The race in 1956 was cut down to 75 miles. For the first time prize money of $6500 was broken down to pay day Money as well as total elapsed time, and 21 teams were entered from all over the territory. Another name was added to the Elite of Dog racing when Jimmy Huntington of Huslia led all the way in the Anchorage race and then later won the Fairbanks event for his Dual Champion Title.
The fame of the race and $6500 prize money again offered in 1957 drew even more famous names for the list of 22 entries. Two great Dual Champions, Gareth Wright and Raymond Paul battled right down to the finish line; with Gareth finally edging out the Galena flash. That was the last time we were to see Raymond, for three month later he drowned in the Yukon River.
In 1958 a new name was added to the Anchorage race. The winner of many New England and Canadian Championships, Dr. Roland Lombard, flew his dogs from New England to compete against 24 teams from all over Alaska. This race was a real thriller, with tying times turned in the first and second heats for the day money. George Attla was the second Huslia driver to win the event.
Some of the villages began holding elimination races in 1959 with the idea of sponsoring the best team from that area to the Championship Races. The 25 team field consisted of champs, ex-champs and the best the State could offer along with Dr. Lombard from the south 48. Jimmy Malamute (half brother to the late Raymond Paul) from Galena won the crown with the record time for 75 miles of 5:30:48, but the day money was well distributed among different villages.
The 1960 classic drew 24 top Alaskan teams as well as Dr. Lombard and another top New England musher, Dr. Charles Bleford. This will be a race long remembered, for when the total times were tallied for the 75 miles only 74 seconds separated the top 3 teams. Another Huslia racer, Cue Bifelt, was the winner and later entered the small circle of Dual Champions.
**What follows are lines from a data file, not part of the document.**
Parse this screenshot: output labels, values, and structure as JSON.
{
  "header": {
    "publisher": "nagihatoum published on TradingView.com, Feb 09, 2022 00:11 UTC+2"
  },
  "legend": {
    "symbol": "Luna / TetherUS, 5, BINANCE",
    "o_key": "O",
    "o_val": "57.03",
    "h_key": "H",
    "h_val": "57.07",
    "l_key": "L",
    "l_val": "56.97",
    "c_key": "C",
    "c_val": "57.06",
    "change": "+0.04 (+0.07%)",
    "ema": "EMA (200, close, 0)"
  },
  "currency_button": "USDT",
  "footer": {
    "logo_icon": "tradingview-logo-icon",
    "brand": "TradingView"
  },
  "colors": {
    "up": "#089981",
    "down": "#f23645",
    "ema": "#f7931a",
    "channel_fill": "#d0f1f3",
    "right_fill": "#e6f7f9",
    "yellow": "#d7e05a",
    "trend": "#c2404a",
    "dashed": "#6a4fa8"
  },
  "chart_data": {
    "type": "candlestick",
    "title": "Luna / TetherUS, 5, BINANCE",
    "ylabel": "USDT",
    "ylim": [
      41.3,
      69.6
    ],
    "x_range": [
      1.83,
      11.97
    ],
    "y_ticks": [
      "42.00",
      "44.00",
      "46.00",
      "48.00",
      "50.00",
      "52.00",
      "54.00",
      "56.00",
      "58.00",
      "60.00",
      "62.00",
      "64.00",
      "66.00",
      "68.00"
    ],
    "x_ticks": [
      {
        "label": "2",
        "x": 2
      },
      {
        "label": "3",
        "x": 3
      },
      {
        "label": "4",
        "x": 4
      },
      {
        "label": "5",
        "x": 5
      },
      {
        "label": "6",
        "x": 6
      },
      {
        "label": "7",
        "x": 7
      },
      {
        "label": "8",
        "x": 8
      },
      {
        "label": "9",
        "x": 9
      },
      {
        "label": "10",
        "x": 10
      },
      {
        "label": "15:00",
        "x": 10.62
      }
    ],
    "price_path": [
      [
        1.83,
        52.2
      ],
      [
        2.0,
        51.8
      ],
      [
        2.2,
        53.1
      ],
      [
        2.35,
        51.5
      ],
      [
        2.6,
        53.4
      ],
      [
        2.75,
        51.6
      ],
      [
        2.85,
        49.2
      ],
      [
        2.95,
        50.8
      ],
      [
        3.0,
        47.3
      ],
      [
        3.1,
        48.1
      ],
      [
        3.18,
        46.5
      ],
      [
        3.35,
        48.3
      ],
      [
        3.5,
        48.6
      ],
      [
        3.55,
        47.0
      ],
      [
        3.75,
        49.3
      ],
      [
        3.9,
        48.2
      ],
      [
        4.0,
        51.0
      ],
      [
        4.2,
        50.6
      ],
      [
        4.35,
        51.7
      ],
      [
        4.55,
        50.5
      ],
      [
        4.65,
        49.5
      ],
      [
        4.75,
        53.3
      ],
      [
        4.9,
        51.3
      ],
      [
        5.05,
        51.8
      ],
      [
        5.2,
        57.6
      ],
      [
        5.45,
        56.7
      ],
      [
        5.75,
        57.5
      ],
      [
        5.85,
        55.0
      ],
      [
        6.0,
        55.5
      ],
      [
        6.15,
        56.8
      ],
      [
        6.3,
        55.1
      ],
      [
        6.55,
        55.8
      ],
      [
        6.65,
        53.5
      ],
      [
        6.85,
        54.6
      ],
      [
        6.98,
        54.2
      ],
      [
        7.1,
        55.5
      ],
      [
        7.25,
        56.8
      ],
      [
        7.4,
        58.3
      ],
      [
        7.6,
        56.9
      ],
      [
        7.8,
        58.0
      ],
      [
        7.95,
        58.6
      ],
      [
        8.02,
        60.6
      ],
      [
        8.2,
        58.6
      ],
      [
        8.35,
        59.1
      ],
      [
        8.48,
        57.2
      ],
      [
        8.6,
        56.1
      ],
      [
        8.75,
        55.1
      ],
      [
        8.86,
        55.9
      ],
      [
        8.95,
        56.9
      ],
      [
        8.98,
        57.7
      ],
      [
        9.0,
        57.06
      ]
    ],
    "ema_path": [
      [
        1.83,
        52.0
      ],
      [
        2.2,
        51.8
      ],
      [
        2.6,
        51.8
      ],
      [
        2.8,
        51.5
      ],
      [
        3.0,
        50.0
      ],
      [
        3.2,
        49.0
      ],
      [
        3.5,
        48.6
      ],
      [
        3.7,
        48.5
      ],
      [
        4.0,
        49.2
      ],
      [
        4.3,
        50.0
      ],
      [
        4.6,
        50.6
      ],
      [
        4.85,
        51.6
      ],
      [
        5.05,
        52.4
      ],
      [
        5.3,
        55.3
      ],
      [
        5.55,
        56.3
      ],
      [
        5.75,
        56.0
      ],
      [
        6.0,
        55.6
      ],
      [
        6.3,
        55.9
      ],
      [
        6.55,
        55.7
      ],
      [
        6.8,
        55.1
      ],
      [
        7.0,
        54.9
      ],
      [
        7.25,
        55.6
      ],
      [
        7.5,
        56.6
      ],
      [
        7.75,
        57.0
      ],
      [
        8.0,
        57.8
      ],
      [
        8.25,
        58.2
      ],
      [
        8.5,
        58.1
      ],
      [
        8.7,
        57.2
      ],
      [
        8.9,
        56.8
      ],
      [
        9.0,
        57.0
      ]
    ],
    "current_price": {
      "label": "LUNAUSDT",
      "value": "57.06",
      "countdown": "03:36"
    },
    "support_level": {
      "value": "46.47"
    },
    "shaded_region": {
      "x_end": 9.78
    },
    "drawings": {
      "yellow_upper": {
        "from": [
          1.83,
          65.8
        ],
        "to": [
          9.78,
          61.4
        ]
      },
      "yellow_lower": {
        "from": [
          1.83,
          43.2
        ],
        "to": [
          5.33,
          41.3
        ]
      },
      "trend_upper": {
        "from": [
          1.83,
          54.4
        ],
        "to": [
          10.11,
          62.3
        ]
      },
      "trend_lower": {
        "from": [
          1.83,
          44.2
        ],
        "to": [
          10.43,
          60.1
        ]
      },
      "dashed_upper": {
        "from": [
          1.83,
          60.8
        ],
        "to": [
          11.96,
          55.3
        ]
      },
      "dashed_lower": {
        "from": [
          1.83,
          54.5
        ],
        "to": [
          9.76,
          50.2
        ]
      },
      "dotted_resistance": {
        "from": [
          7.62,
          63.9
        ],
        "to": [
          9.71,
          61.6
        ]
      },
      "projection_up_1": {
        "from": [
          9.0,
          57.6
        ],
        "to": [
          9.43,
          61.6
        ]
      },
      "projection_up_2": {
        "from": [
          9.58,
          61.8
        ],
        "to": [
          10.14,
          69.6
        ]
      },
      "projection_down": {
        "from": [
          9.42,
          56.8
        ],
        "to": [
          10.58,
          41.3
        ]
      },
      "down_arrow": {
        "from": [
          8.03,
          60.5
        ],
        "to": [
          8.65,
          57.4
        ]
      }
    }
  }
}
Each year teams from new villages are added to the entries, and more of the towns are holding the elimination races to send only the best they have. With the quality of the teams improving all the time the race itself is improving, and each race is more exciting than the previous one. No one team is running away from the field as in the early days of the race. The certainty of good prize money has been largely responsible for the success of our race and it will continue to draw top teams from all over the States and will in time, we hope, bring international teams to compete for the enjoyment of the avid dog racing fan.